Organizations continue to grapple with fragmented systems, increasing operational complexity, and talent shortages. Although generative AI has fostered optimism, making progress in content creation, coding, and analysis, systems still lack the ability to act with foresight, autonomy, and coordination in multiple scenarios.

In this context, Fujitsu has just developed a collaboration technology between multiple AI agents to optimize supply chains. The idea is to be able to securely connect AI agents from multiple companies to respond quickly to changes in the environment and get them to act with greater coordination and sense.

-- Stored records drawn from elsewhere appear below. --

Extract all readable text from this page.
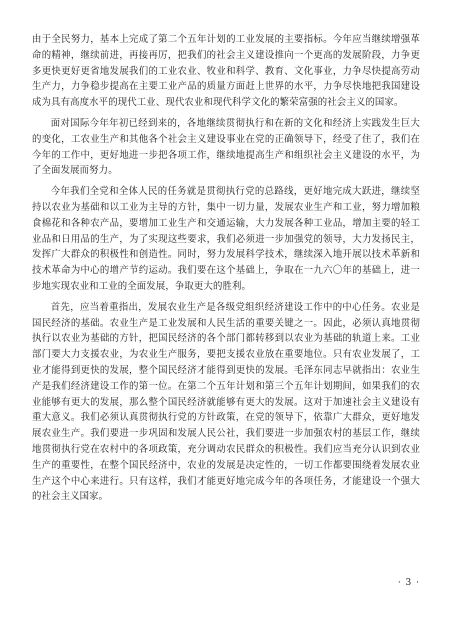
由于全民努力，基本上完成了第二个五年计划的工业发展的主要指标。今年应当继续增强革命的精神，继续前进，再接再厉，把我们的社会主义建设推向一个更高的发展阶段，力争更多更快更好更省地发展我们的工业农业、牧业和科学、教育、文化事业，力争尽快提高劳动生产力，力争稳步提高在主要工业产品的质量方面赶上世界的水平，力争尽快地把我国建设成为具有高度水平的现代工业、现代农业和现代科学文化的繁荣富强的社会主义的国家。

面对国际今年年初已经到来的，各地继续贯彻执行和在新的文化和经济上实践发生巨大的变化，工农业生产和其他各个社会主义建设事业在党的正确领导下，经受了住了，我们在今年的工作中，更好地进一步把各项工作，继续地提高生产和组织社会主义建设的水平，为了全面发展而努力。

今年我们全党和全体人民的任务就是贯彻执行党的总路线，更好地完成大跃进，继续坚持以农业为基础和以工业为主导的方针，集中一切力量，发展农业生产和工业，努力增加粮食棉花和各种农产品，要增加工业生产和交通运输，大力发展各种工业品，增加主要的轻工业品和日用品的生产，为了实现这些要求，我们必须进一步加强党的领导，大力发扬民主，发挥广大群众的积极性和创造性。同时，努力发展科学技术，继续深入地开展以技术革新和技术革命为中心的增产节约运动。我们要在这个基础上，争取在一九六〇年的基础上，进一步地实现农业和工业的全面发展，争取更大的胜利。

首先，应当着重指出，发展农业生产是各级党组织经济建设工作中的中心任务。农业是国民经济的基础。农业生产是工业发展和人民生活的重要关键之一。因此，必须认真地贯彻执行以农业为基础的方针，把国民经济的各个部门都转移到以农业为基础的轨道上来。工业部门要大力支援农业，为农业生产服务，要把支援农业放在重要地位。只有农业发展了，工业才能得到更快的发展，整个国民经济才能得到更快的发展。毛泽东同志早就指出：农业生产是我们经济建设工作的第一位。在第二个五年计划和第三个五年计划期间，如果我们的农业能够有更大的发展，那么整个国民经济就能够有更大的发展。这对于加速社会主义建设有重大意义。我们必须认真贯彻执行党的方针政策，在党的领导下，依靠广大群众，更好地发展农业生产。我们要进一步巩固和发展人民公社，我们要进一步加强农村的基层工作，继续地贯彻执行党在农村中的各项政策，充分调动农民群众的积极性。我们应当充分认识到农业生产的重要性，在整个国民经济中，农业的发展是决定性的，一切工作都要围绕着发展农业生产这个中心来进行。只有这样，我们才能更好地完成今年的各项任务，才能建设一个强大的社会主义国家。

· 3 ·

Fujitsu plans to begin field trials in January 2026 to optimize the supply chain of Rohto Pharmaceutical Co., Ltd., in collaboration with the Tokyo Institute of Science (Science Tokyo).

This innovation not only streamlines daily supply chain operations, but also facilitates rapid recovery in emergency situations, such as sudden changes in demand or disasters that affect multiple points in the logistics network.

Fujitsu will continue to advance in demonstrations and technological improvement together with Science Tokyo and Rohto Pharmaceutical, with the aim of expanding this solution to various sectors, including manufacturing, where multiple simultaneous and highly sensitive processes are managed.

Likewise, it will develop technology for broader and more complex supply chains, with the goal of offering it, before the end of fiscal year 2026, through the Dynamic Supply Chain services of its Uvance business model. This will bring a new perspective to corporate supply chain strategies, strengthening resilience and enabling more sustainable business operations across multiple industries.

Under its Uvance business model, Fujitsu will leverage the technology developed in these trials to make secure data collaboration a reality by cooperating AI agents across borders and industries.

This will drive more resilient supply chains and sustainable industrial growth, ensuring reliability and governance in multi-supplier environments.

Katsuki Fujisawa, professor at the Digital Twin Research Unit of the Integrated Research Institute and the Department of Mathematical and Computational Sciences at Science Tokyo School of Computing, said: “Science Tokyo is actively promoting research in Cyber-Physical Systems (CPS) and working to improve the efficiency of the entire industrial value chain. Going forward, by collaborating with Fujitsu’s agentic AI technology to optimize the entire supply chain, we aim to contribute to the advancement of the industry and the resolution of societal challenges that span multiple sectors.

Collaboration technology

The new technology is based on the use of two key components:

• Global optimal control for multiple AI agents in environments with incomplete information

It allows effective collaboration between AI agents from different companies without the need to reveal sensitive data, something that is often essential in the coordination of AI agents between companies.

• Fujitsu secure gateway for agent interconnection

Designed based on AI distributed learning technologies and communication “guardrails” between AI agents, the gateway allows fluid and secure collaboration between agents from different companies and suppliers, while protecting confidential and private corporate information.

During the configuration phase, the technology allows AI agents to learn the characteristics of the supply chain and optimize their operations without directly sharing sensitive data, through the use of knowledge distillation, a deep learning technique that transfers knowledge from a “teacher model” to a “student model.”

In operation, and based on Fujitsu’s experience in language model guardrails (LLM), this technology detects malicious queries and prevents the inference of sensitive information.

Additionally, it secures communications by repeatedly simulating the behavior and responses of AI agents, updating and providing the information in a secure, non-inferable format.

Field tests

By combining Science Tokyo’s AI agent technology with its own AI multi-agent collaboration technology, Fujitsu, in collaboration with Rohto Pharmaceutical, conducted initial tests in a virtual supply chain to optimize logistics routes and schedules, confirming a potential reduction of up to 30% in transportation costs.

Between January 2026 and March 2027, Fujitsu will conduct more practical, larger-scale tests, simulating real-world conditions based on Rohto Pharmaceutical’s supply chain.